Redo vs. Undo
Let's first go over the rules for ARIES recovery protocol. What's the key rule? WAL. What does it determine? When the data must be flushed to disk in order to guarantee two properies: Isolation and Durability.
The rule to guarantee Isolation: before writing dirty pages to disk, write the corresponding log records. Why?
The rule to guarantee Durability: flush to disk before reporting the transaction as committed.
Questions to work on in groups:
1. Do you need to flush the abort records? CLR records?
2. Suppose you could only record UNDO records (what the data looked like before it was modified), or only REDO records (what the data looks like after modifications). What modifications to WAL would you do? What modifications to recovery? Or is this impossible?
What's the goal of having the log? What are the key things that we need to do on recovery?
- Remove the data from uncommitted transactions
- Persist the data from committed transactions
UNDO ONLY:
- Reconstruct the active transaction table
- For every transaction that was active, undo the effects, starting from the latest undo record.

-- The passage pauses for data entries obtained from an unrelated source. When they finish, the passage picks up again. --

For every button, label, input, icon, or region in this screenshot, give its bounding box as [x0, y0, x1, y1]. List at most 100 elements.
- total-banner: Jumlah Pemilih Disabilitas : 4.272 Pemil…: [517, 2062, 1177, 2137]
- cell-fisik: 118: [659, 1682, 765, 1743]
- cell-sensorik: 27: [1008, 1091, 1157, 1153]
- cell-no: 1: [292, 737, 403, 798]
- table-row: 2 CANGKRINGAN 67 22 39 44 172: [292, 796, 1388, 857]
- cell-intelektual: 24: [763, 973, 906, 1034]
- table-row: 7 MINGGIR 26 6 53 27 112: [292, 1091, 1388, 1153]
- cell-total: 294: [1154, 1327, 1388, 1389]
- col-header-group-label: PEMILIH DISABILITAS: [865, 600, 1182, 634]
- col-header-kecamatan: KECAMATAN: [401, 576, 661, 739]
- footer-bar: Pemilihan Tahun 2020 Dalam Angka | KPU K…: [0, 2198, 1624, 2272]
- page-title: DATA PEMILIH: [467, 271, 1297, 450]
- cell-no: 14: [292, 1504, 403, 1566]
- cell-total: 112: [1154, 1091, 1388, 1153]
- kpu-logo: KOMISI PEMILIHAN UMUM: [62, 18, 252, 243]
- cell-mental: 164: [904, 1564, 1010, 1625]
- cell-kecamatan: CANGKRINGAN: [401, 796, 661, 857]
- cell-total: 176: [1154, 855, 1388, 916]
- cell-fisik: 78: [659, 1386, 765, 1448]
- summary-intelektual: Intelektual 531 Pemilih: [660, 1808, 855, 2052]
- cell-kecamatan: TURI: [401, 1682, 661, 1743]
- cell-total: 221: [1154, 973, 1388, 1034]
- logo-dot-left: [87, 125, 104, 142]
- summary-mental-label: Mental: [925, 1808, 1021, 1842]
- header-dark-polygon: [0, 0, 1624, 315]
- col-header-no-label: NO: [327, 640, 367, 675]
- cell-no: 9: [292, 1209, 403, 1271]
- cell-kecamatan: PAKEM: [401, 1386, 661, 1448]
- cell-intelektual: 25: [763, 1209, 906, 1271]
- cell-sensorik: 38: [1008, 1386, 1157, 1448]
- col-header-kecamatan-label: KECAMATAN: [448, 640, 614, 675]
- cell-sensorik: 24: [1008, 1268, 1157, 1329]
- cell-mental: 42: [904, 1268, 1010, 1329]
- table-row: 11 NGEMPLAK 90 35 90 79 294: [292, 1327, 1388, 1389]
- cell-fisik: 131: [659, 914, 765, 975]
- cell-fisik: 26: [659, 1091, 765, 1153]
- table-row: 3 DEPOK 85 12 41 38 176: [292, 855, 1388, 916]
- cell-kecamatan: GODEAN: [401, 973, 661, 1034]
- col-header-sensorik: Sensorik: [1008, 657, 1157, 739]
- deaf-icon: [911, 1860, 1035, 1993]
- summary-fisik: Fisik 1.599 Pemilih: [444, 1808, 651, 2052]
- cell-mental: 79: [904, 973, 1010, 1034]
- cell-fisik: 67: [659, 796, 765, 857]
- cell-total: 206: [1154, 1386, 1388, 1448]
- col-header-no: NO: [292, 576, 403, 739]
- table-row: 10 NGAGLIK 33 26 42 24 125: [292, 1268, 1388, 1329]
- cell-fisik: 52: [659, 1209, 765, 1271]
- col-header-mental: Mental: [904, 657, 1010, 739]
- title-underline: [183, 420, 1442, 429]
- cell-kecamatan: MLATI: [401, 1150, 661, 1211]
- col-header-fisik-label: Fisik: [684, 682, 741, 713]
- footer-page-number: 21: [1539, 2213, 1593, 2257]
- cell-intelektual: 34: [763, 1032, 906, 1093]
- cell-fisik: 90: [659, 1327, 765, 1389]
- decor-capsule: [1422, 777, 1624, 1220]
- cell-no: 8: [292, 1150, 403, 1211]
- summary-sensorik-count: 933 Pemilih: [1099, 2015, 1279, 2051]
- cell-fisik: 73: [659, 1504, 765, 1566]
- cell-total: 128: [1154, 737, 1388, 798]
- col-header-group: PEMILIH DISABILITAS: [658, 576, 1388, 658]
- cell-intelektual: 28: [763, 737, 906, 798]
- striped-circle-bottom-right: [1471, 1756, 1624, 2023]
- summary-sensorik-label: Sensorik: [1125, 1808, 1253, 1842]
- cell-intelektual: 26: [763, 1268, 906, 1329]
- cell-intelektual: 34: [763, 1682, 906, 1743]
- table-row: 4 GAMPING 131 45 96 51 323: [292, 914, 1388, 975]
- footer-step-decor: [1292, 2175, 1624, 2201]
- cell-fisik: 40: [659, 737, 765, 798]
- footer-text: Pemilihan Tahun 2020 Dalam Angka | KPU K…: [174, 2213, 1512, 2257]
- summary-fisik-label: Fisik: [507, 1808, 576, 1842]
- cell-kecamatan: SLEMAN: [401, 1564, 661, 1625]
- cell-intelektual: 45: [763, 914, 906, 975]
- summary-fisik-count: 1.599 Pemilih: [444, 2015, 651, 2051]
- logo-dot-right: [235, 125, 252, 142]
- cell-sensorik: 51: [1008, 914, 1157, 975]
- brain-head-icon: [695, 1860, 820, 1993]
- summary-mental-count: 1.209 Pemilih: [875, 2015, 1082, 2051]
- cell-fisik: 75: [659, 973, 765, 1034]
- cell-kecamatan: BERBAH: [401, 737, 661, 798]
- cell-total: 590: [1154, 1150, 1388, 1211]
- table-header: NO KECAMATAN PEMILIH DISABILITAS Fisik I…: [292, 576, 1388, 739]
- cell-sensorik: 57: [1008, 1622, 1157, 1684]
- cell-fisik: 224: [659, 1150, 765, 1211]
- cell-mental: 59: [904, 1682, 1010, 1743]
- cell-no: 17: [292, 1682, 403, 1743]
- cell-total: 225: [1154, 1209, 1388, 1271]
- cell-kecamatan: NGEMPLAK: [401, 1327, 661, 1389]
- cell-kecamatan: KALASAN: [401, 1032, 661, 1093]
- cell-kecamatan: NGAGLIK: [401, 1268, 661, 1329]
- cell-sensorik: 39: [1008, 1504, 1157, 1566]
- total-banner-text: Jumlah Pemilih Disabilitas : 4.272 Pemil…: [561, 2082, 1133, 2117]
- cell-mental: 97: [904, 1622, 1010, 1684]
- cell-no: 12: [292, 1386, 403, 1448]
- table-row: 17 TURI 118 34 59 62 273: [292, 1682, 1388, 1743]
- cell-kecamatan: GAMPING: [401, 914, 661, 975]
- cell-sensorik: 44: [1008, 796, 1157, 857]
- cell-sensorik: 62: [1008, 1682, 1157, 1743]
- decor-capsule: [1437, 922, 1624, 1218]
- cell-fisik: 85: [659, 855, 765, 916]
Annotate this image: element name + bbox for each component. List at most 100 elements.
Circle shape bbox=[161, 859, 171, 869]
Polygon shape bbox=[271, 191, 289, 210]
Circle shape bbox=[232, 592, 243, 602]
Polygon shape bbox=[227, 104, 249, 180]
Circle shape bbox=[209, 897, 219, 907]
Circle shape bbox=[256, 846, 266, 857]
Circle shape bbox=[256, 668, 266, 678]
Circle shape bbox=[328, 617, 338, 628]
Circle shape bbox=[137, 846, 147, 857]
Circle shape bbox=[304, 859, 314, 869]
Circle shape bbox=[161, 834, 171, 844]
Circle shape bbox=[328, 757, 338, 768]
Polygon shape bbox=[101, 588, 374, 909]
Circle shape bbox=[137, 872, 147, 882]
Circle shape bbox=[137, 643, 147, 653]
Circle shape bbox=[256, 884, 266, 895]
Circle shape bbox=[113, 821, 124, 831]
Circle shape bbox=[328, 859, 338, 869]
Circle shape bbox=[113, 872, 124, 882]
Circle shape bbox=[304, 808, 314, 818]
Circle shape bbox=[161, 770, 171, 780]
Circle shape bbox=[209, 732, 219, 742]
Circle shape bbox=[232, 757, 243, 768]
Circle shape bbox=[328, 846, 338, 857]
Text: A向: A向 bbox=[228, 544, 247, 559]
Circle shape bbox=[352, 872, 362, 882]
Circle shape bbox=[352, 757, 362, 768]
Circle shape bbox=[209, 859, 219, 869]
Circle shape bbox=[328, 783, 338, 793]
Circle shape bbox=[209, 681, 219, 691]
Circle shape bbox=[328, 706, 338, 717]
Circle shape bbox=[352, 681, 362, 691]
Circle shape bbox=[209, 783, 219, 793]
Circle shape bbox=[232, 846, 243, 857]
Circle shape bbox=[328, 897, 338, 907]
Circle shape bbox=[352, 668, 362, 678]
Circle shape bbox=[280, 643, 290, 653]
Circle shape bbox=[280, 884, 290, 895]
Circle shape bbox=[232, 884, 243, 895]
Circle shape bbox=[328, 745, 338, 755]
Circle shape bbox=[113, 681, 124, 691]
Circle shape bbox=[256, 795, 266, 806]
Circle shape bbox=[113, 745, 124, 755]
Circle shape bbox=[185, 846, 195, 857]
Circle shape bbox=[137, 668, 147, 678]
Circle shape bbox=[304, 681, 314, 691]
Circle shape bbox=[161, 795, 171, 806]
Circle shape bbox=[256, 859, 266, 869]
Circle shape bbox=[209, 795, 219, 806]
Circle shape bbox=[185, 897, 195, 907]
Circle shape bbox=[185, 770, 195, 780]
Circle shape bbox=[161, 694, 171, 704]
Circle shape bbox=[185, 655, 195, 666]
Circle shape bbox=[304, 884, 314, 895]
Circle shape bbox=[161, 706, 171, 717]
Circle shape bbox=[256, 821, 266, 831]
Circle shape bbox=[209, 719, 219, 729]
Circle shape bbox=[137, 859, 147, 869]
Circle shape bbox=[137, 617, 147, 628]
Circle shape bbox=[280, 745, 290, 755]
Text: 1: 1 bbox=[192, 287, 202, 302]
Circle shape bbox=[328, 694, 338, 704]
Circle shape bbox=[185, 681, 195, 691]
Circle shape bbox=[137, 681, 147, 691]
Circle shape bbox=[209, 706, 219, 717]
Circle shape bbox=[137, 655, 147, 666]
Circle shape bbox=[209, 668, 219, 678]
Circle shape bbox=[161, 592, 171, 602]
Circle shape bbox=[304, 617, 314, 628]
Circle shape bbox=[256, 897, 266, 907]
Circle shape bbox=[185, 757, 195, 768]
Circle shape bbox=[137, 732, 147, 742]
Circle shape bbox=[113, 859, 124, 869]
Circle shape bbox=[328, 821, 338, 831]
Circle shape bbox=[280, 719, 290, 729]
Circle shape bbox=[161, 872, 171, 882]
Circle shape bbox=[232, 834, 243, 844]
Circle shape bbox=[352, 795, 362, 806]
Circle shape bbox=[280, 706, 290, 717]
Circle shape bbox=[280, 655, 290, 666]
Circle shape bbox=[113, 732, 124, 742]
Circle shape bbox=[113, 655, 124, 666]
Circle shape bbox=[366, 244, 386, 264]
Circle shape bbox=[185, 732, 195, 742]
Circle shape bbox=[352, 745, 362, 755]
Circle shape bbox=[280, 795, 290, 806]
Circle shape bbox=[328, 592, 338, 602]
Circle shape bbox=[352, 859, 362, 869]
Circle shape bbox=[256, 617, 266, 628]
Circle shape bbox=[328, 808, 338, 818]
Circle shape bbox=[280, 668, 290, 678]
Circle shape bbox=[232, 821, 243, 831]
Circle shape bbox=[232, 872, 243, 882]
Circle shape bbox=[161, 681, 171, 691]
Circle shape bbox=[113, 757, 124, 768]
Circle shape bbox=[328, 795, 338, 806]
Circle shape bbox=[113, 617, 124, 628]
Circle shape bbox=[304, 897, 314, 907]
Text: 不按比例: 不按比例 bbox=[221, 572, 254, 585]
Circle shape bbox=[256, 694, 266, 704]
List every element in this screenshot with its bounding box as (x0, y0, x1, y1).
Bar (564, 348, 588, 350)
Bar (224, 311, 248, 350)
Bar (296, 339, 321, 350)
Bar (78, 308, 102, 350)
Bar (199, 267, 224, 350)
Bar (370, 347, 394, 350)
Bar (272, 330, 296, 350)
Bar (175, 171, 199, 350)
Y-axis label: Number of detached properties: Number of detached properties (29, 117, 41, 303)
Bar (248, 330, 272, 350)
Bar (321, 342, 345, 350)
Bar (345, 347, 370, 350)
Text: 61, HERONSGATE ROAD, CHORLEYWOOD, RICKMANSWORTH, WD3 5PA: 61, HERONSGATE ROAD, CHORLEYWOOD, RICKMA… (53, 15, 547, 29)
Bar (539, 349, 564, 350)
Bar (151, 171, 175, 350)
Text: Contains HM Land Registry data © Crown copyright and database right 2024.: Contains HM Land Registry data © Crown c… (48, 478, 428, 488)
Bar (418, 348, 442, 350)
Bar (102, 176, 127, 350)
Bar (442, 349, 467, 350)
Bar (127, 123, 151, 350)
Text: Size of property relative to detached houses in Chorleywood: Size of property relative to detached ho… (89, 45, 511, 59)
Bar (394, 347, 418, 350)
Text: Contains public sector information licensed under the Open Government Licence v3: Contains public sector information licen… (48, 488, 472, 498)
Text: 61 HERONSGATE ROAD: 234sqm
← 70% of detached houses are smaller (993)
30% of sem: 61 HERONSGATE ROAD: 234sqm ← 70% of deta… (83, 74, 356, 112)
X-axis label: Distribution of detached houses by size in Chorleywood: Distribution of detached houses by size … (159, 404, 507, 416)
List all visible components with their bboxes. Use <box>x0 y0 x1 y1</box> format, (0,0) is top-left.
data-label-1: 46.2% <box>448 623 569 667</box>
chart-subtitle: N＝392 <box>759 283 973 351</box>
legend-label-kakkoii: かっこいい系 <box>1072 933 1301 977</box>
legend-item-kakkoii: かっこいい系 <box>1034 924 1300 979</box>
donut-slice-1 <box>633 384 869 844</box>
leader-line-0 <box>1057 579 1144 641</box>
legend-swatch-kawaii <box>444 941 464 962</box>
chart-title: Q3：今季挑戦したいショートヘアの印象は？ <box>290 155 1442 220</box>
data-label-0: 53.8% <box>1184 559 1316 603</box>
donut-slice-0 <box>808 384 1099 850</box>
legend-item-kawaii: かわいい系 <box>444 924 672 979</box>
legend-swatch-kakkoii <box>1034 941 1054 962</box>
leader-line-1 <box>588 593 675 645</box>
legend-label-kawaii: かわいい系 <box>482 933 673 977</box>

What about committed transactions?
- You don't have enough information to redo them.
- So your WAL modifies as follows: for every TXN, flush all DB changes to disk before you commit.
- Do you still have to flush log tail before the corresponding dirty pages? YES!
REDO ONLY:
- Redo everything like ARIES? No, can't do that. Some transactions would not have committed.
- Analysis phase: earliest LSN whose changes may not have made it to disk.
- Find all transactions with commit record after that recLSN.
- Scan forward, redo the changes for those transactions.
What about uncommitted transactions? You can't undo! So modify WAL as follows:
- Never flush to disk the data from uncommitted transaction.
- On commit, flush the log tail.
--------------
What are the pros and cons of REDO and UNDO in terms of performance, complexity?
UNDO:
- Flush DB changes on commit
random writes. - On recovery, don't redo, only undo
REDO:
- Commits are fast: only flush the log
- Aborts are fast: discard the log.
- On recovery, only redo.
- Disadvantage: can't flush a page until it contains only committed data. Buffer pool can overflow, checkpoints are difficult, log may become long.